Programs ranging from smoking cessation to weight loss to blood-sugar monitoring help Hoffman keep insurance premiums low, Eberwein said. “It has already had a huge, huge, huge effect” on premiums, he said.
“Sometimes that means it just doesn’t go up when everyone else’s goes up in the double digits.”
While the Merkley amendment didn’t make the final health care reform bill, Merkley and union supporters still hope the concept will resurface in another bill. AFL-CIO President Richard Trumka said the organization will keep working to bring more contractors under the health-insurance requirement.
Tom Owens, spokesman with the AFL-CIO’s Building and Construction Trades Department, said he doesn’t know what the chances are of that happening. “There hasn’t been any discussion about how to proceed,” he said.
Owens stopped short of saying that reviving the Merkley amendment was a top priority. “We’re interested in seeing the issue revisited, but we don’t necessarily have a priority list.”

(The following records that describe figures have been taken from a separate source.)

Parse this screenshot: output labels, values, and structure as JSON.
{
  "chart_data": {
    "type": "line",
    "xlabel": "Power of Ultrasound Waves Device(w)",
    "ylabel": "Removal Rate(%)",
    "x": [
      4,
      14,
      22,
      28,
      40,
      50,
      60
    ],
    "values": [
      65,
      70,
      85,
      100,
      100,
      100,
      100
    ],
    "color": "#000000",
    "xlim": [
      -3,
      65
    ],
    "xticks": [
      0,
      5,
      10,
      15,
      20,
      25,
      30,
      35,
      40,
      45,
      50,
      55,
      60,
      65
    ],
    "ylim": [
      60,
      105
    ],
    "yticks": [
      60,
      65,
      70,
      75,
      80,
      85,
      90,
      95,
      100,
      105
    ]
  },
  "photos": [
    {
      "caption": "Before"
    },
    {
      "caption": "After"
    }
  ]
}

Julie Edwards, a spokeswoman for Merkley, said there’s no new stand-alone bill that does what the amendment would have, and it hasn’t been attached to another bill. She wouldn’t speculate on the chances of that happening.
“It’s really too soon to say,” she said.
Turmail said he doubts the Merkley amendment could pass as its own bill, especially after the controversy that arose after it was originally included in the health care bill. “I don’t have a sense that there’s any kind of base of support for this measure,” he said.